Le pavillon de la Banque Nationale Suisse intitulé «Argent et valeur- le dernier tabou», brille au soleil comme un sou neuf. Soeur Emmanuelle reste sceptique devant l’oeuvre de l’artiste Harald Szeemann: de sa chaise roulante, elle contemple cet immense lingot d’or où des groupes d’adolescents, dont certains se font la courte échelle pour arriver plus haut, inscrivent leur nom sur le bas de la paroi déjà couverte de graffitis.

D’autres grattent la fine pellicule à l’aide d’une pièce de monnaie. Ils espèrent recueillir d’infimes quantité d’or et y passent parfois des heures: toute la surface du pavillon – 1’730 mètres carrés! – est recouverte d’une couche d’or d’un centième de millimètre d’épaisseur. Cela représente tout de même près de 3 kilos du précieux métal.

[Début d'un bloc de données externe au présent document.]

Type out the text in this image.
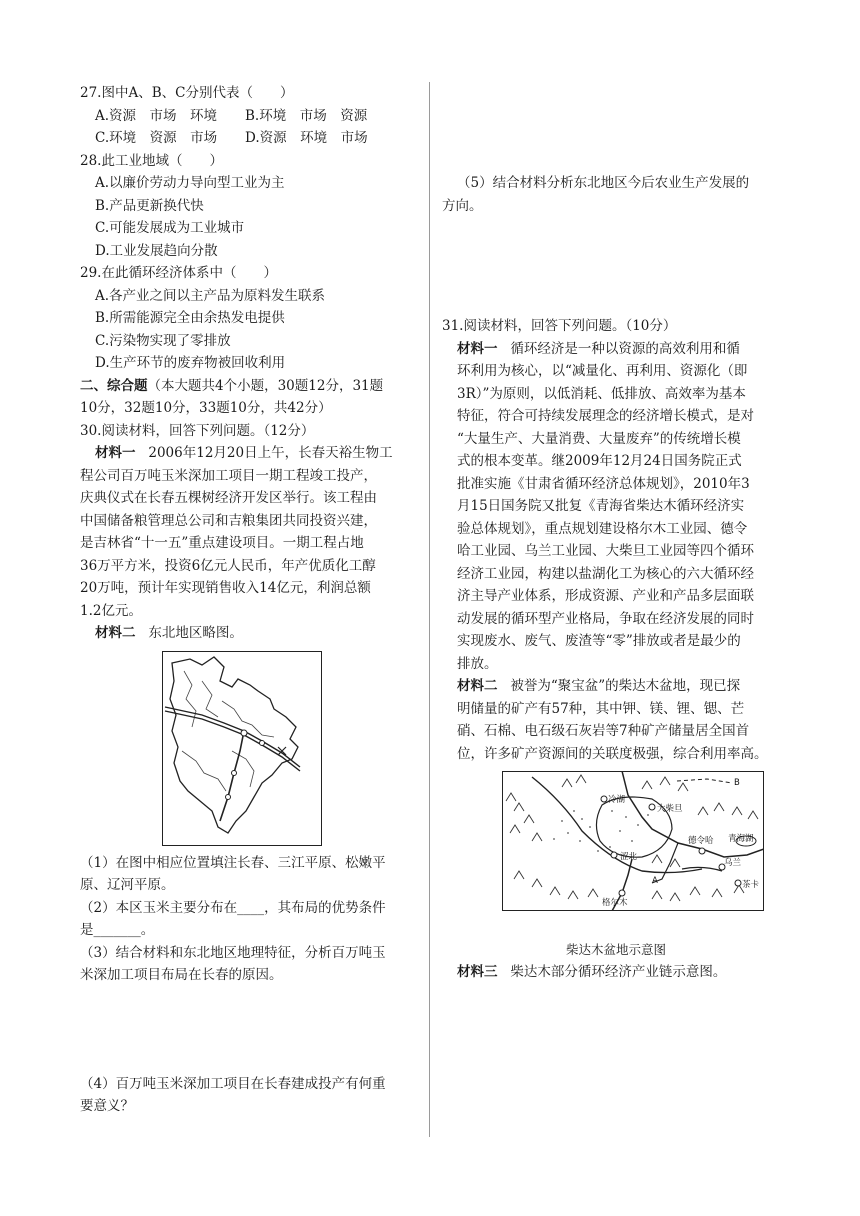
27.图中A、B、C分别代表（　　）
A.资源　市场　环境	B.环境　市场　资源
C.环境　资源　市场	D.资源　环境　市场
28.此工业地域（　　）
A.以廉价劳动力导向型工业为主
B.产品更新换代快
C.可能发展成为工业城市
D.工业发展趋向分散
29.在此循环经济体系中（　　）
A.各产业之间以主产品为原料发生联系
B.所需能源完全由余热发电提供
C.污染物实现了零排放
D.生产环节的废弃物被回收利用
二、综合题（本大题共4个小题，30题12分，31题
10分，32题10分，33题10分，共42分）
30.阅读材料，回答下列问题。（12分）
材料一 2006年12月20日上午，长春天裕生物工
程公司百万吨玉米深加工项目一期工程竣工投产，
庆典仪式在长春五棵树经济开发区举行。该工程由
中国储备粮管理总公司和吉粮集团共同投资兴建，
是吉林省“十一五”重点建设项目。一期工程占地
36万平方米，投资6亿元人民币，年产优质化工醇
20万吨，预计年实现销售收入14亿元，利润总额
1.2亿元。
材料二 东北地区略图。
（1）在图中相应位置填注长春、三江平原、松嫩平
原、辽河平原。
（2）本区玉米主要分布在____，其布局的优势条件
是_______。
（3）结合材料和东北地区地理特征，分析百万吨玉
米深加工项目布局在长春的原因。
（4）百万吨玉米深加工项目在长春建成投产有何重
要意义？
（5）结合材料分析东北地区今后农业生产发展的
方向。
31.阅读材料，回答下列问题。（10分）
材料一 循环经济是一种以资源的高效利用和循
环利用为核心，以“减量化、再利用、资源化（即
3R）”为原则，以低消耗、低排放、高效率为基本
特征，符合可持续发展理念的经济增长模式，是对
“大量生产、大量消费、大量废弃”的传统增长模
式的根本变革。继2009年12月24日国务院正式
批准实施《甘肃省循环经济总体规划》，2010年3
月15日国务院又批复《青海省柴达木循环经济实
验总体规划》，重点规划建设格尔木工业园、德令
哈工业园、乌兰工业园、大柴旦工业园等四个循环
经济工业园，构建以盐湖化工为核心的六大循环经
济主导产业体系，形成资源、产业和产品多层面联
动发展的循环型产业格局，争取在经济发展的同时
实现废水、废气、废渣等“零”排放或者是最少的
排放。
材料二 被誉为“聚宝盆”的柴达木盆地，现已探
明储量的矿产有57种，其中钾、镁、锂、锶、芒
硝、石棉、电石级石灰岩等7种矿产储量居全国首
位，许多矿产资源间的关联度极强，综合利用率高。
冷湖
大柴旦
德令哈 青海湖
涩北
乌兰
茶卡
格尔木
A
B
柴达木盆地示意图
材料三 柴达木部分循环经济产业链示意图。
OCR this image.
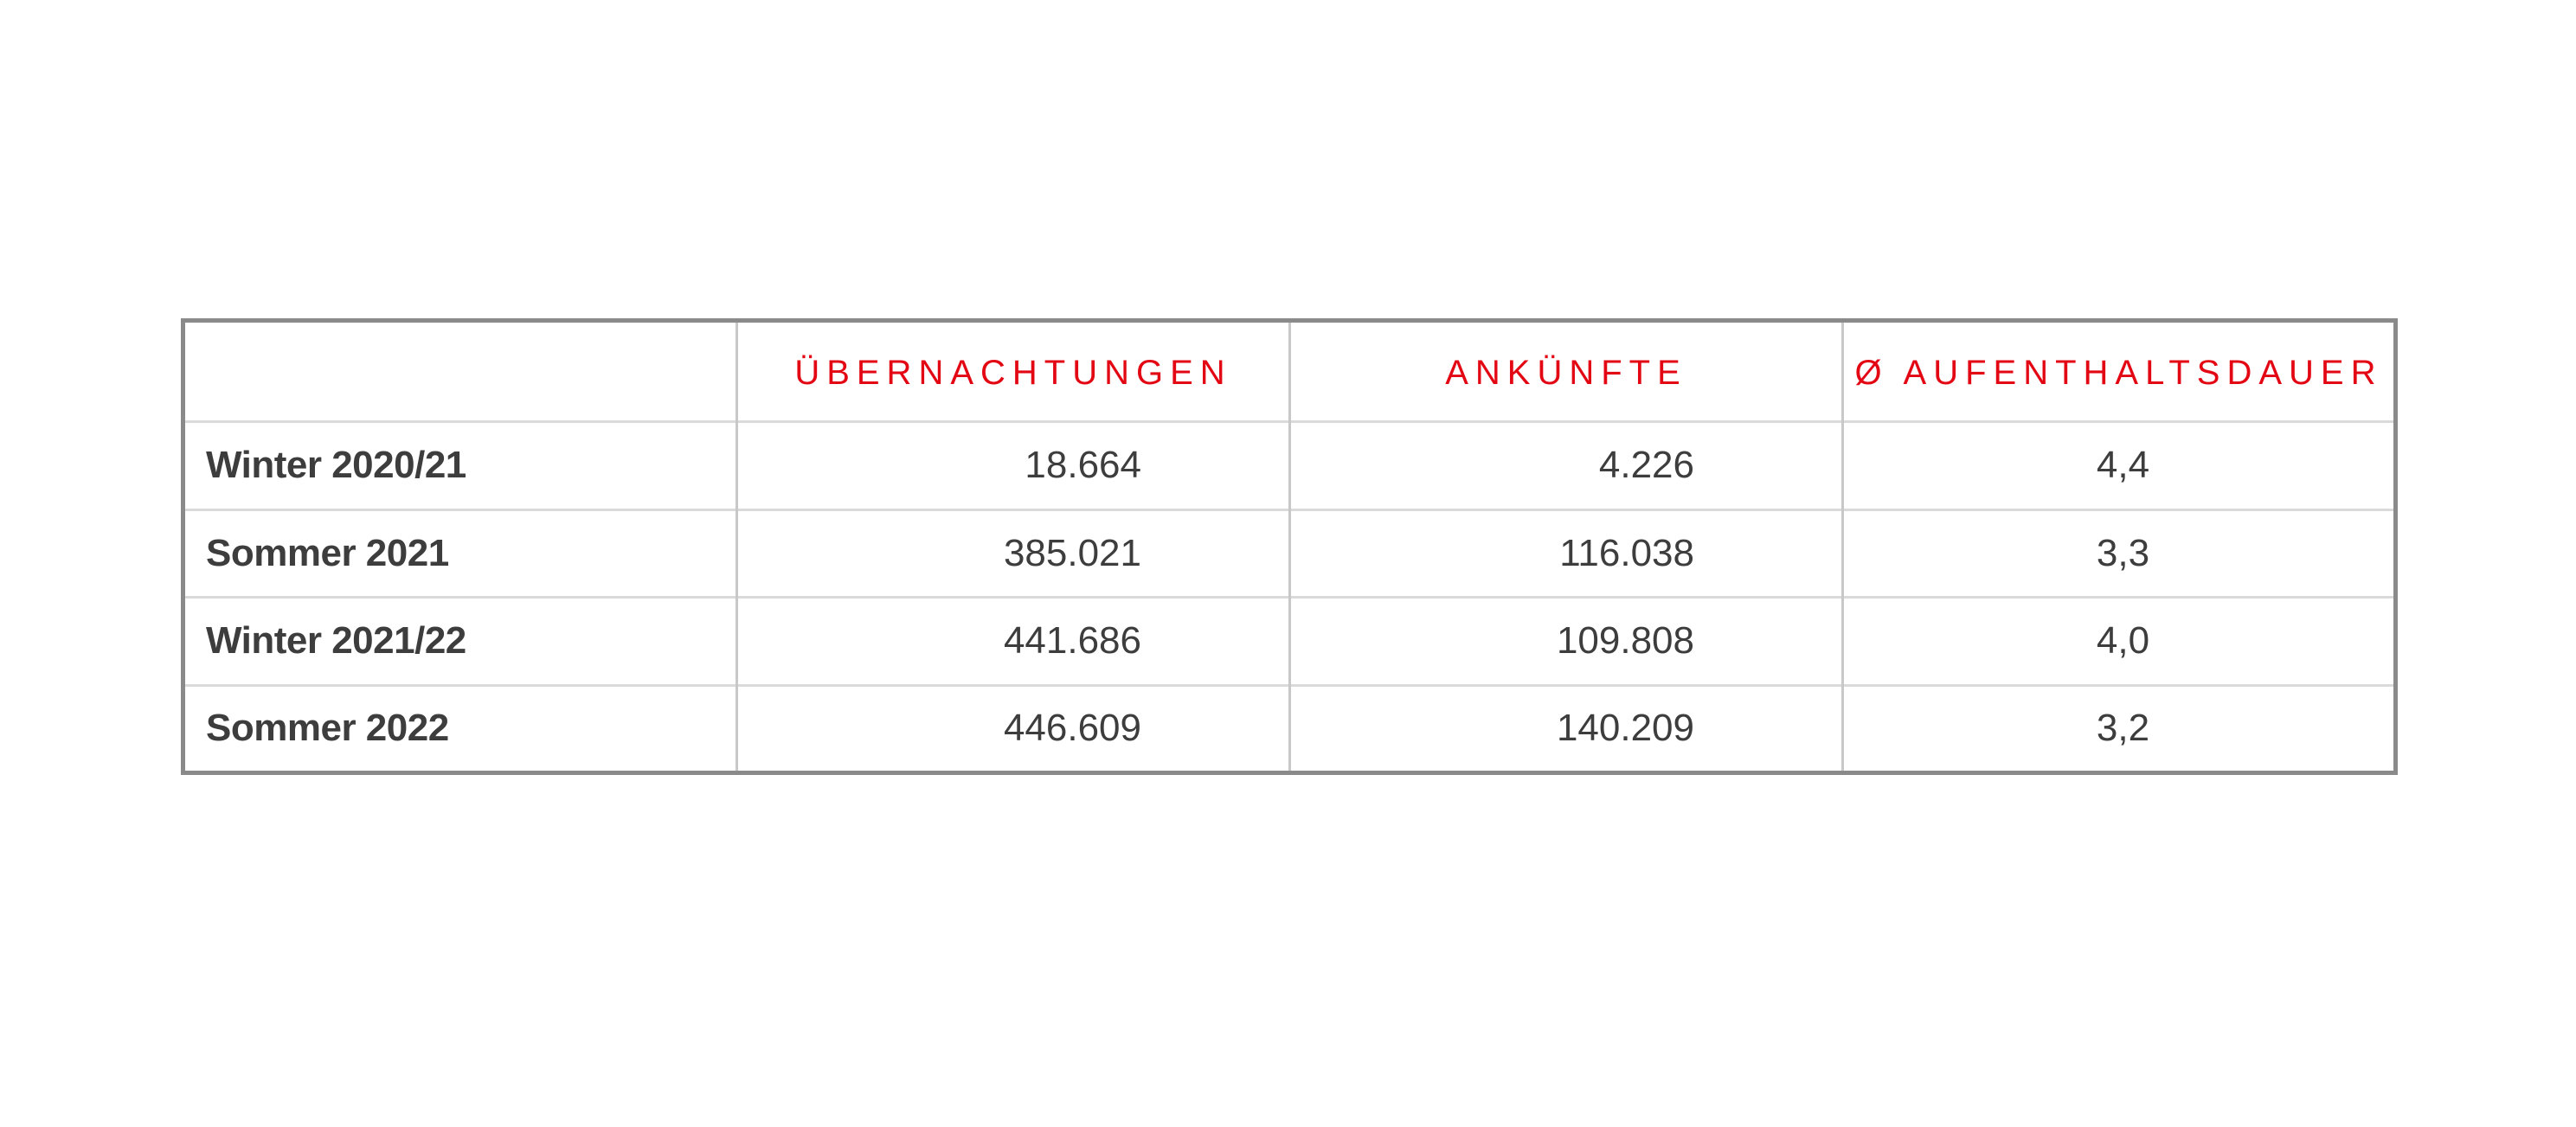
	ÜBERNACHTUNGEN	ANKÜNFTE	Ø AUFENTHALTSDAUER
Winter 2020/21	18.664	4.226	4,4
Sommer 2021	385.021	116.038	3,3
Winter 2021/22	441.686	109.808	4,0
Sommer 2022	446.609	140.209	3,2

«C’est vraiment la parole de l’Ecclésiaste: Vanitas vanitatum, et omnia vanitas ! Vanité des vanités, et tout est vanité!», lance de ses yeux d’un bleu intense la protectrice des chiffonniers du Caire. Paraphrasant le philosophe Blaise Pascal, elle relève que toute la matière ensemble ne fait pas une seule pensée, et toutes les pensées ensemble, les découvertes les plus intelligentes, ne font pas un seul acte gratuit de charité. «Que vaut toute cette matière, tout cet or, à côté de l’intelligence de l’homme, et surtout à côté du coeur de l’homme qui aime!»

Au bidonville, nous mangions tous les jours des fèves, mais nous les mangions ensemble

«A voir cette mise en scène, je me rends compte que ce n’est pas l’or qui fait le bonheur: on peut jouer avec l’or, comme le font ces jeunes en ce moment même, mais cela reste superficiel, c’est de la poudre aux yeux! J’ai vécu durant 22 ans dans des bidonvilles du Caire où il n’y avait rien – ni eau, ni électricité, ni vraies maisons – mais les gens étaient malgré tout heureux. La relation était telle entre les gens qu’ils vivaient de façon beaucoup moins stressée qu’ici. Lorsque la tête dans les étoiles et les pieds dans les ordures, je priais mon chapelet, je me sentais entourée d’un monde presque harmonieux… Au bidonville, nous mangions tous les jours des fèves, mais nous les mangions ensemble, nous rigolions, et personne n’avait faim. «

A l’intérieur, le robot du Canadien Max Dean détruit pendant notre passage plusieurs billets de 100 francs devant un public médusé: ce dernier ne sait pas forcément que ces billets sont de toute façon destinés à la destruction. La machine argentée devra ainsi déchiqueter quelque 60 millions de francs durant tout le temps de l’Expo: «Quand l’argent disparaît, il naît d’autres valeurs», prétend Harald Szeemann. Soeur Emmanuelle lui fait écho, elle qui s’imagine au même moment ce qu’elle pourrait faire avec 100 francs suisses. Nourrir, soigner et éduquer un enfant soudanais hébergé dans l’un de ses centres de Khartoum.pendant plus d’une année !

«Richesse de la pauvreté» et «pauvreté de la richesse»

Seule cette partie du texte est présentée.